1938 yılına kadar faşizm öğelerini ülke yönetiminden fikren uzak tutmaya çalışan Mustafa Kemal Atatürk, fiilen çok partili sistem için çalışmalar yapıyordu. Siyasi zeminin hazır olmadığı bu yıllarda son devrimini gerçekleştiremeden aramızdan ayrıldı. Çoğu yazılarımda bahsettiğim politbüro Atatürk’ün ölümüyle devreye girdi ve Cumhuriyet Halk Partisi’nin bugüne kadar kafasına yüzlerce çorap ördü. Bir dönem Deniz Baykal’a karşı Karaoğlan Ecevit ortanın solu diyerek politbüroyu Cumhuriyet Halk Partisi’nden uzaklaştırmaya çalışsa da başarılı olamadı ve Demokratik Sol Parti’yi kurarak halkın desteğini kazandı.
Evet, Kemal Kılıçdaroğlu’nun başarısızlığı işte bu büronun Cumhuriyet Halk Partisi’nin içinde etkin olmasına bağlıdır. Bu sebeple parti içinde Kemal Bey güçsüz kalmıştır. Parti tabanından liderliği boyunca güç alamamıştır. Belki alabilseydi bugün sokakta değişim konuşulmayacaktı.

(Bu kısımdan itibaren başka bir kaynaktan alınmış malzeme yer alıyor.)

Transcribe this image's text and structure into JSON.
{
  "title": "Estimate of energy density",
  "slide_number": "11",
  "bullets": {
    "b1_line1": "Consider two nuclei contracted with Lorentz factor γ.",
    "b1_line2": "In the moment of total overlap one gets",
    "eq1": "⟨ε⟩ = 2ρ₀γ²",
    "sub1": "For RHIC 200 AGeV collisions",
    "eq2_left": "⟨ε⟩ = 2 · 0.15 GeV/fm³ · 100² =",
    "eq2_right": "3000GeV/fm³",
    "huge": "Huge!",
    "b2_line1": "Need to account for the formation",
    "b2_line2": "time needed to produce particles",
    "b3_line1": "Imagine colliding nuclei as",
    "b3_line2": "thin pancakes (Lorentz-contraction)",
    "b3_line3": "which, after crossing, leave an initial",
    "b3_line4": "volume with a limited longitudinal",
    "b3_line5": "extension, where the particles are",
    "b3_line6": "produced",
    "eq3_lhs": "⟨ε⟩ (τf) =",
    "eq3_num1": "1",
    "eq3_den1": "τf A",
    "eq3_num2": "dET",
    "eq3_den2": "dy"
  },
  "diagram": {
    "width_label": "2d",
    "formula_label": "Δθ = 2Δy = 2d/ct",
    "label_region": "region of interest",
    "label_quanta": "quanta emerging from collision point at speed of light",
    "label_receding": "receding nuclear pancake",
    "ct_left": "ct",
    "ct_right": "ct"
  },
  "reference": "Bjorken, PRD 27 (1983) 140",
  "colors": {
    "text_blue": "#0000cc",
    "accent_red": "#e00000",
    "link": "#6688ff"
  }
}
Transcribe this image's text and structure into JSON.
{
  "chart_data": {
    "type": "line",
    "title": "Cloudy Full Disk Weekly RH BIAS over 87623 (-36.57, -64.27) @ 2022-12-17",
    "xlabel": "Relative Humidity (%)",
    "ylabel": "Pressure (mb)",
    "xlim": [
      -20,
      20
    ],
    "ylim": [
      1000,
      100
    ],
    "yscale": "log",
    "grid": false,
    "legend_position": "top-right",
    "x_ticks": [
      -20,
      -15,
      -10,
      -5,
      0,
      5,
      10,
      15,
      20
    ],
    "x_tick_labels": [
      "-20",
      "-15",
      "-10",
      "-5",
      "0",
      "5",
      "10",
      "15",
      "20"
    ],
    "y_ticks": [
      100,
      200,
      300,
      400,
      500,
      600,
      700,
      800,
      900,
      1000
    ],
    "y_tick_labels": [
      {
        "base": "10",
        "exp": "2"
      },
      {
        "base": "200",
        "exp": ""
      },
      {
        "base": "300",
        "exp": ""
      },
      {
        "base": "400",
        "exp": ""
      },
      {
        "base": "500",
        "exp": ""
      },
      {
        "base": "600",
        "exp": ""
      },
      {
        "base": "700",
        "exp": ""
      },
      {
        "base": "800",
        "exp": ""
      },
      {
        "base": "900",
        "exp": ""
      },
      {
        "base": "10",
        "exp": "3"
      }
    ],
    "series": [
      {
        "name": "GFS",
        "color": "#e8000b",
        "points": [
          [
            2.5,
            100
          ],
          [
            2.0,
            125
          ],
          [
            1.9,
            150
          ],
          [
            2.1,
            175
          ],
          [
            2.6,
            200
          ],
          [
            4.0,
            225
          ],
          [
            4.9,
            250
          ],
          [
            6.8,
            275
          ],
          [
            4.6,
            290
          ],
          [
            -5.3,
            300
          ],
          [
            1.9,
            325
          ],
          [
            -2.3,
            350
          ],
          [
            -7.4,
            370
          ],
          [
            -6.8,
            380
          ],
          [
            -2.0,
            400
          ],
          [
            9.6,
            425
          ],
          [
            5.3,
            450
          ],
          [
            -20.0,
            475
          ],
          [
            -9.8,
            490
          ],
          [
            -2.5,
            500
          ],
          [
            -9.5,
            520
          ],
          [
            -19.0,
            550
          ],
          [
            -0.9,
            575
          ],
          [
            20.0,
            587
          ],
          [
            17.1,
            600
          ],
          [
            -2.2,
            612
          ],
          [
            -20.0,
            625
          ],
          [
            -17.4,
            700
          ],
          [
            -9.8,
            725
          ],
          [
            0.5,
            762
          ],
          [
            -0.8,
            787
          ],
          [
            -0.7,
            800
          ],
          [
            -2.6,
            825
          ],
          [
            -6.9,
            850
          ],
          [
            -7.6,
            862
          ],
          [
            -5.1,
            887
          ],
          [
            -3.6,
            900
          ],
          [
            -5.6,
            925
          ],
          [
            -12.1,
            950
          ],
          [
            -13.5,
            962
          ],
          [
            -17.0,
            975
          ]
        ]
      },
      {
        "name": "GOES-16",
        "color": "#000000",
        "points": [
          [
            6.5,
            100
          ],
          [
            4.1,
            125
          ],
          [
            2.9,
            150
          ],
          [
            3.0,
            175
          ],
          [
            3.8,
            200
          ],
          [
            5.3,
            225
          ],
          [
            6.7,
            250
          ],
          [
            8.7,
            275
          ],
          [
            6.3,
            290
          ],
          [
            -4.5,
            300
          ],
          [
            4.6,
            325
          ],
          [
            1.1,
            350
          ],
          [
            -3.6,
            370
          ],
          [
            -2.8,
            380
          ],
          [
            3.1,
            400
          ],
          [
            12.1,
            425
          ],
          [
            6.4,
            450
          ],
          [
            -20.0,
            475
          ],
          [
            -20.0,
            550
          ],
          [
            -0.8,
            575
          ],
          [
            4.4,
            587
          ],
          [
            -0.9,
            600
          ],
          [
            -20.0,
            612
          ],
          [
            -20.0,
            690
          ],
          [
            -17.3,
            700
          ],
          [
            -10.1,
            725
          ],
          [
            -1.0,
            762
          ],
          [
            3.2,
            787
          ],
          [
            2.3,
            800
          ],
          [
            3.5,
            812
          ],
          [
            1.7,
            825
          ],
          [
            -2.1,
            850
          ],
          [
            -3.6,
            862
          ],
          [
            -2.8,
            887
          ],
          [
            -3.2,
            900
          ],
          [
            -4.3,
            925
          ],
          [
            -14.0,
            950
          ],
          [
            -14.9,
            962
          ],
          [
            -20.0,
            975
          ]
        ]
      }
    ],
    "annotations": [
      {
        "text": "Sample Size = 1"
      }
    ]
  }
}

2023 Genel Seçimleri iki güçlü lider ortaya çıkardı. İstanbul ve Ankara Büyükşehir Belediye başkanları süreci gayet temkinli yönetirken politbüro devreye girerek, birinci tur seçimlerinde televizyonlar aracılığıyla milyonların önünde bu iki lidere çelme taktı. Aynı büro ikinci tur sonrası, “Her iki seçmenden bir seçmenin oyunu aldık.” propagandasıyla mevcut konumlarını korumaya çalışıyorlar. Millet İttifakı yüzde 48 oy alsa bile Cumhuriyet Halk Partisi’nin gerçek oyu halen bilinemiyor.
Kafasını kuma gömenlerden olmayanlar artık değişimin şart olduğuna inanıyorlar. Ezcümle ülkede yaşayan milyonlar Ekrem İmamoğlu’nun ağzından çıkacak cümlelere bakıyor. Yeni dönem Cumhuriyet Halk Partisi’nin Genel Başkanı İmamoğlu olur mu bilinmiyor ancak yeni bir siyasi oluşumun ortaya çıkabileceğine inananlar da çok. AK Partili Ali İhsan Yavuz’un söylediği gibi, “Hiçbir şey olmuyorsa da bir şeyler oluyor.” ve değişim ilerliyor.